The remaining players are the Pets who quietly decide which household pet they want to be.
Next, decide on a home base for the Pets and a starting point for the Dog Catcher. Then decide
on a round-trip course for the players to run, such as to a tree and back or once around the house.
Have the Dog Catcher and the Pets gather at their starting points.
To play, the Dog Catcher begins calling out types of House Pets. As soon as he calls out
a Pet name, that Pet takes off through the course, with the Dog Catcher in pursuit. If the Dog
Catcher manages to tag the Pet before he can make it back to his home base, the Dog Catcher
and the player swap places, and the Pets all select new Pet names. If not, the Dog Catcher tries
again with another Pet name. A time limit needs to be set for this game.


Materials Needed: none
How to Play:
Pick one player to be the Leader or the den leader is the Leader. All players line up side
by side, facing the Leader and stand with their hands on their hips. In succession, the Leader
calls out the names of animals and the word "fly", such as, "Robins fly!" "Pigs fly!" "Ducks fly!"

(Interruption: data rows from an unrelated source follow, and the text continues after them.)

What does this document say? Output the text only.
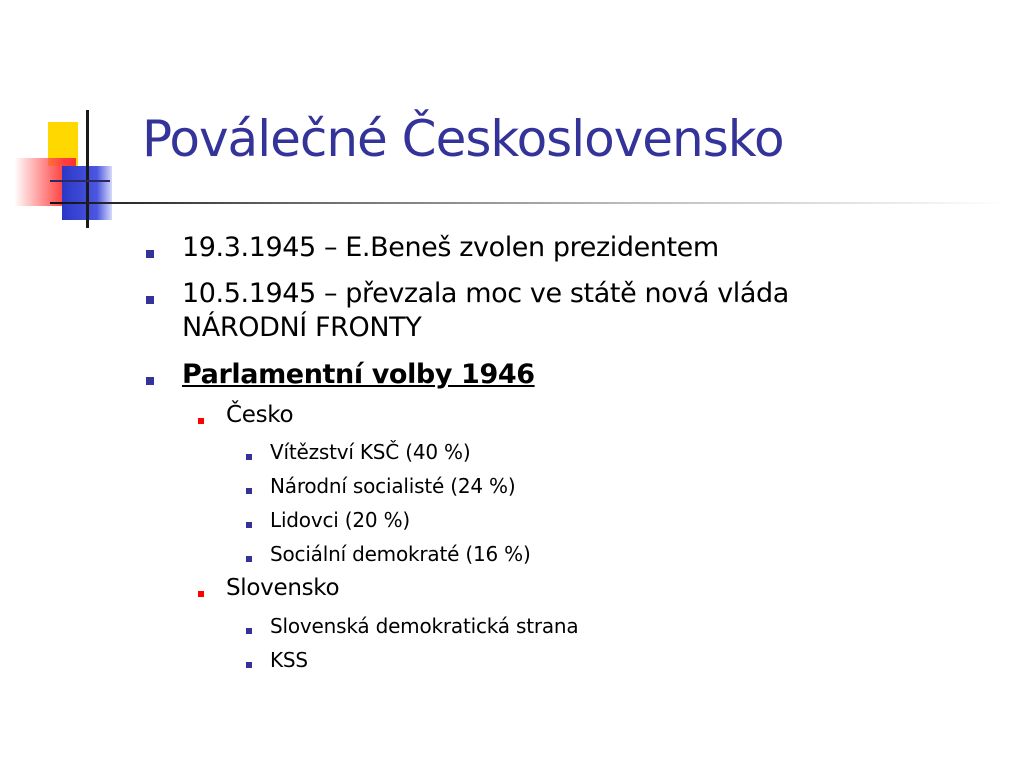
Poválečné Československo
19.3.1945 – E.Beneš zvolen prezidentem
10.5.1945 – převzala moc ve státě nová vláda
NÁRODNÍ FRONTY
Parlamentní volby 1946
Česko
Vítězství KSČ (40 %)
Národní socialisté (24 %)
Lidovci (20 %)
Sociální demokraté (16 %)
Slovensko
Slovenská demokratická strana
KSS
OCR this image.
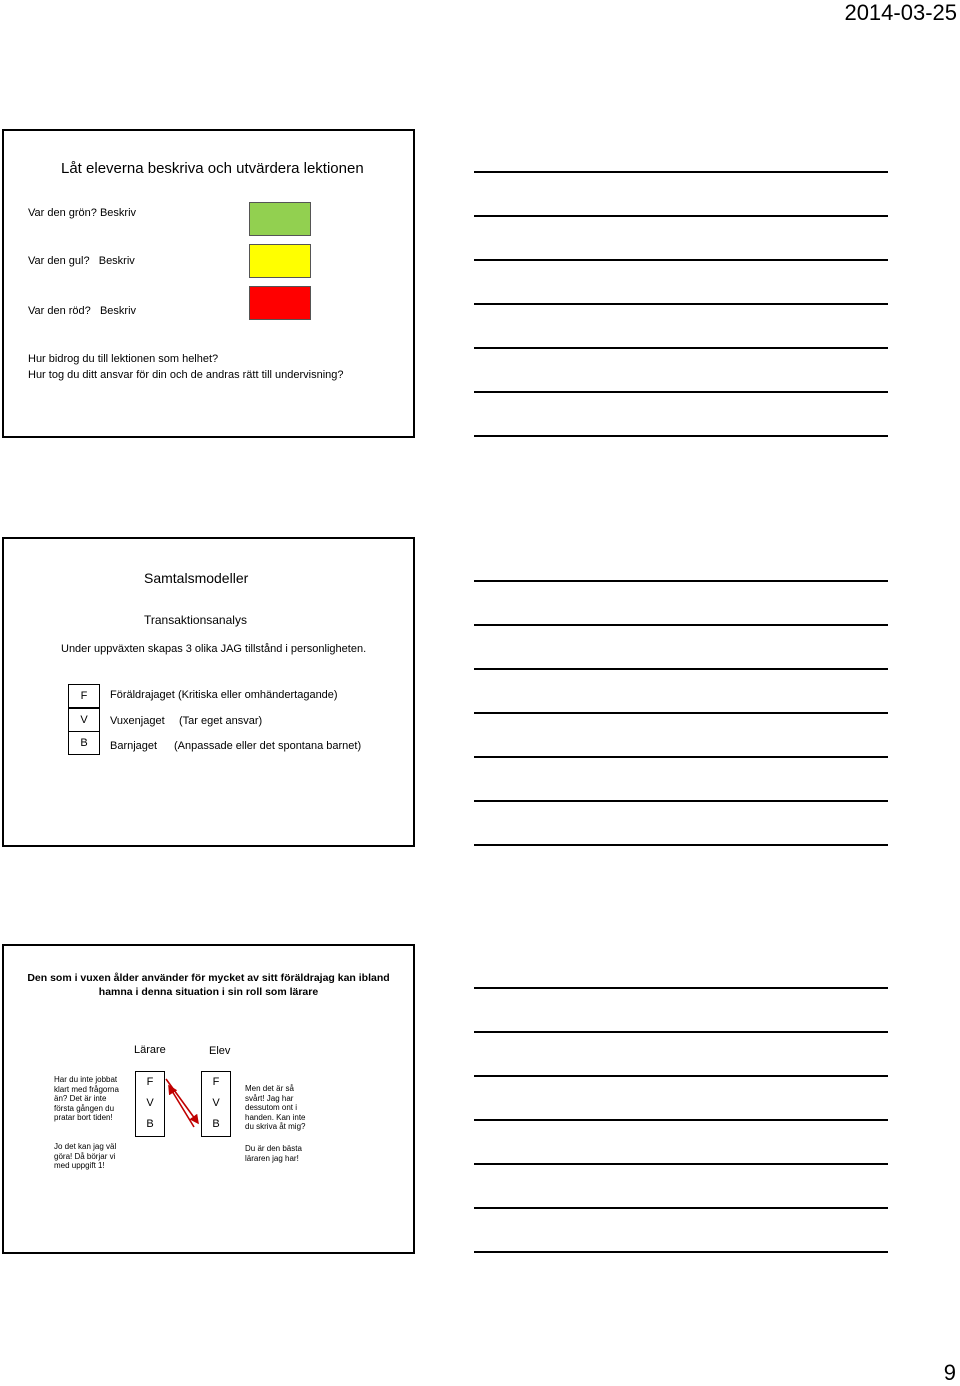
2014-03-25
Låt eleverna beskriva och utvärdera lektionen
Var den grön? Beskriv
Var den gul?   Beskriv
Var den röd?   Beskriv
Hur bidrog du till lektionen som helhet?
Hur tog du ditt ansvar för din och de andras rätt till undervisning?
Samtalsmodeller
Transaktionsanalys
Under uppväxten skapas 3 olika JAG tillstånd i personligheten.
F
V
B
Föräldrajaget (Kritiska eller omhändertagande)
Vuxenjaget (Tar eget ansvar)
Barnjaget (Anpassade eller det spontana barnet)
Den som i vuxen ålder använder för mycket av sitt föräldrajag kan ibland
hamna i denna situation i sin roll som lärare
Lärare	Elev
Har du inte jobbat klart med frågorna än? Det är inte första gången du pratar bort tiden!
Jo det kan jag väl göra! Då börjar vi med uppgift 1!
F
V
B
F
V
B
Men det är så svårt! Jag har dessutom ont i handen. Kan inte du skriva åt mig?
Du är den bästa läraren jag har!
9
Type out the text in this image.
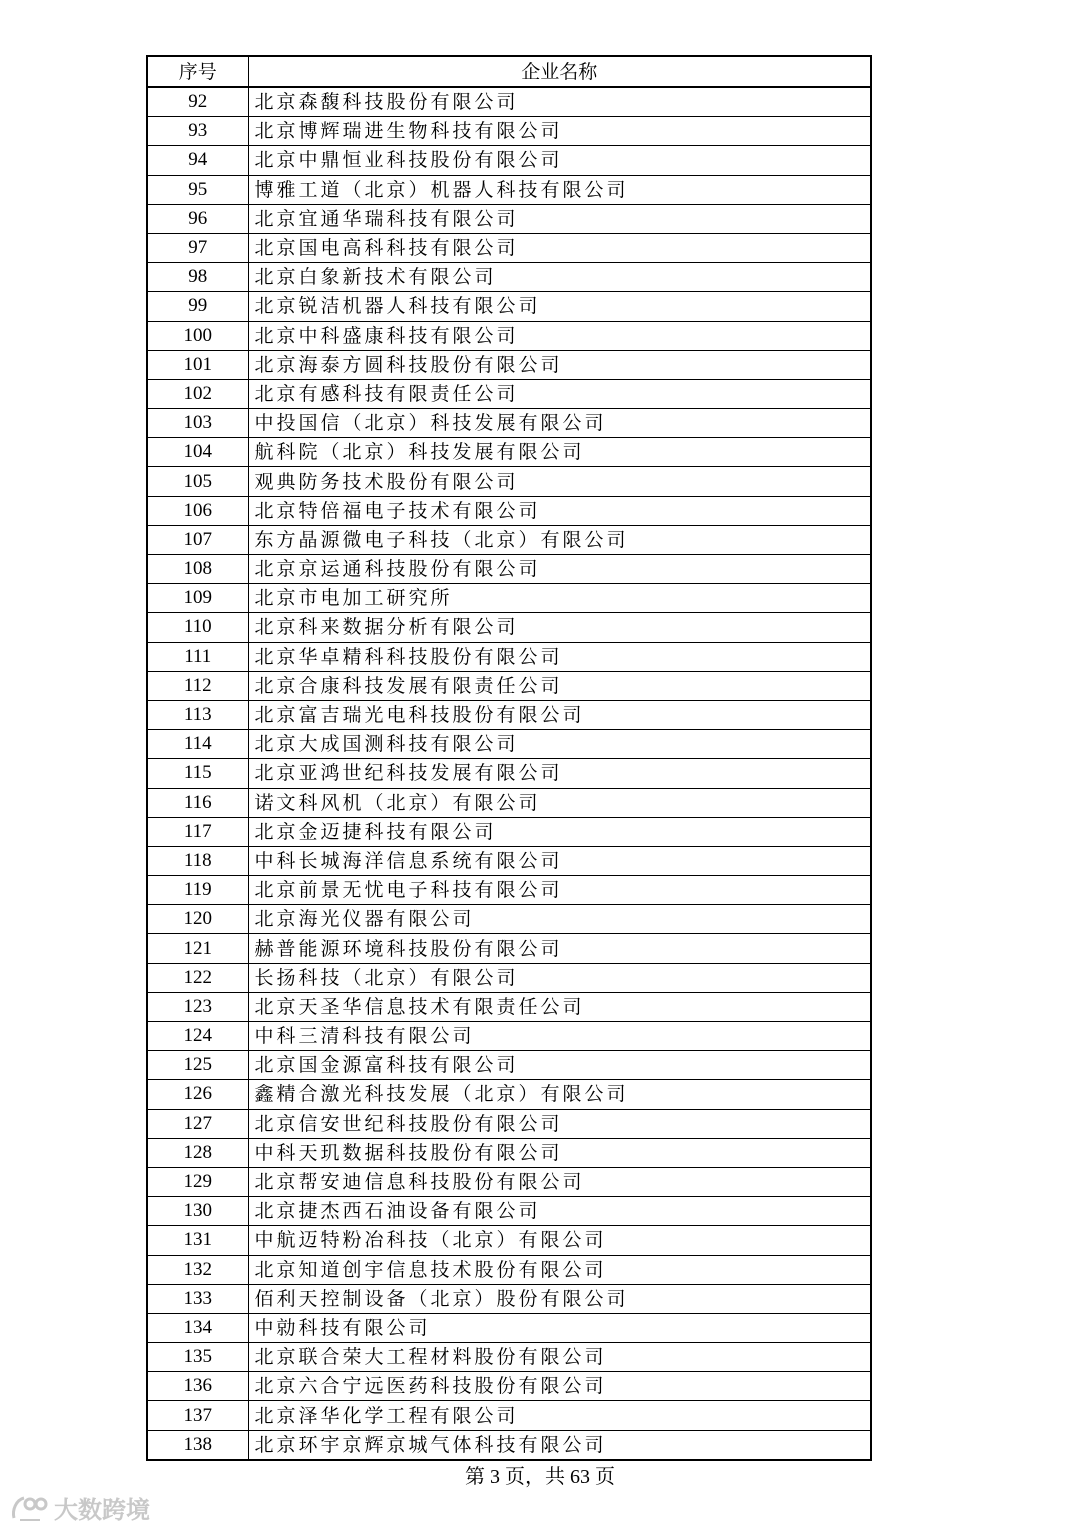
序号	企业名称
92	北京森馥科技股份有限公司
93	北京博辉瑞进生物科技有限公司
94	北京中鼎恒业科技股份有限公司
95	博雅工道（北京）机器人科技有限公司
96	北京宜通华瑞科技有限公司
97	北京国电高科科技有限公司
98	北京白象新技术有限公司
99	北京锐洁机器人科技有限公司
100	北京中科盛康科技有限公司
101	北京海泰方圆科技股份有限公司
102	北京有感科技有限责任公司
103	中投国信（北京）科技发展有限公司
104	航科院（北京）科技发展有限公司
105	观典防务技术股份有限公司
106	北京特倍福电子技术有限公司
107	东方晶源微电子科技（北京）有限公司
108	北京京运通科技股份有限公司
109	北京市电加工研究所
110	北京科来数据分析有限公司
111	北京华卓精科科技股份有限公司
112	北京合康科技发展有限责任公司
113	北京富吉瑞光电科技股份有限公司
114	北京大成国测科技有限公司
115	北京亚鸿世纪科技发展有限公司
116	诺文科风机（北京）有限公司
117	北京金迈捷科技有限公司
118	中科长城海洋信息系统有限公司
119	北京前景无忧电子科技有限公司
120	北京海光仪器有限公司
121	赫普能源环境科技股份有限公司
122	长扬科技（北京）有限公司
123	北京天圣华信息技术有限责任公司
124	中科三清科技有限公司
125	北京国金源富科技有限公司
126	鑫精合激光科技发展（北京）有限公司
127	北京信安世纪科技股份有限公司
128	中科天玑数据科技股份有限公司
129	北京帮安迪信息科技股份有限公司
130	北京捷杰西石油设备有限公司
131	中航迈特粉冶科技（北京）有限公司
132	北京知道创宇信息技术股份有限公司
133	佰利天控制设备（北京）股份有限公司
134	中勍科技有限公司
135	北京联合荣大工程材料股份有限公司
136	北京六合宁远医药科技股份有限公司
137	北京泽华化学工程有限公司
138	北京环宇京辉京城气体科技有限公司
第 3 页，共 63 页
大数跨境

"Horses fly! "Spiders fly!" and so on. If the animal is, in fact, one that flies, the boys must
immediately flap their arms. If a player flaps for an animal that does not fly, or fails to flap for
one that does, he must take one step back from the line.
The Leader may try to confuse the players by flapping his arms for animals that don't fly
or by remaining motionless for those that do. The winner is the player closest to the Leader after
a specified time. This is a variation of "Simon Says."


Materials Needed: two blindfolds
How to Play:
Get everyone into a circle, with players about an arm’s length away from
each other. This game is best played on grass or carpet and everyone
should keep very quiet during each round. Pick one player to be the Cat and another to be the
Mouse. Bring them both to the center of the circle and blindfold them. Explain that the Cat is
hunting at night and is listening for his prey, the Mouse. The Mouse, naturally, is trying to avoid
the Cat. The other players are the trees that will guide the Cat or the Mouse gently back into the
circle when either wanders off the playing area. Turn the Mouse and the Cat around several
times to slightly disorient them, then let the hunt begin. Allow a little extra time for this game --
every player will want a turn at being the Cat and the Mouse.